What I’m saying is this. In a changing world, there exists an unchanging God whose world lasts forever. “The grass withers, the flower fades: but the word of our God will stand forever” (Isaiah 40:8 – ESV), and God himself never changes, “Jesus Christ the same yesterday, and today, and forever” (Hebrews 13:8).
Everyone who lives in me and believes in me will never ever die. (John 11:26 – NLT)
No wonder the Apostle Paul could write these words just before his impending death:
For I am already being poured out as a drink offering, and the time of my departure has come. I have fought the good fight, I have finished the course, I have kept the faith; in the future there is laid up for me the crown of righteousness, which the Lord, the righteous Judge, will award to me on that day; and not only to me, but also to all who have loved His appearing. (2 Timothy 4:6–8 – NASB).

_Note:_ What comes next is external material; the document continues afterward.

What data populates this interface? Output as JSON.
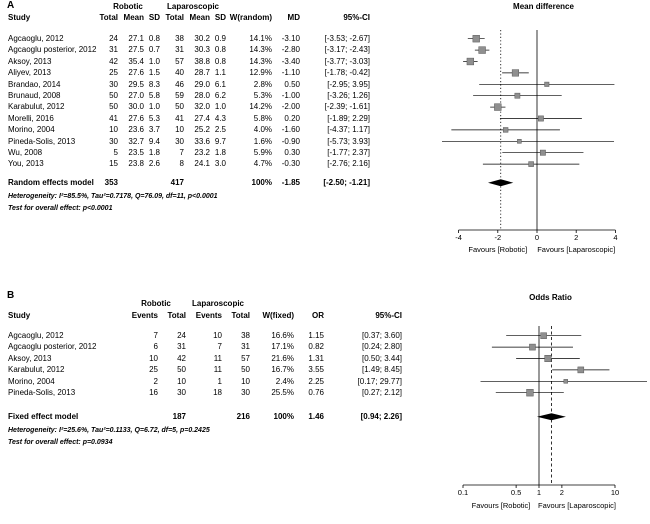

Christianity offers the world a genuine hope. You may have a tendency to blame yourself when things go wrong. You need to encourage yourself and accept that while bad things do happen, things don’t always go badly, it is not always your fault, and things can get better. Practice giving yourself words of comfort.
God has a fabulous plan that includes you and me. And so he puts us in places and positions that we can’t even imagine today. Give God time and watch him move. Give God an opportunity to have his way with you. Don’t drop the curtain on tomorrow. God has a beautiful plan for your life and mine.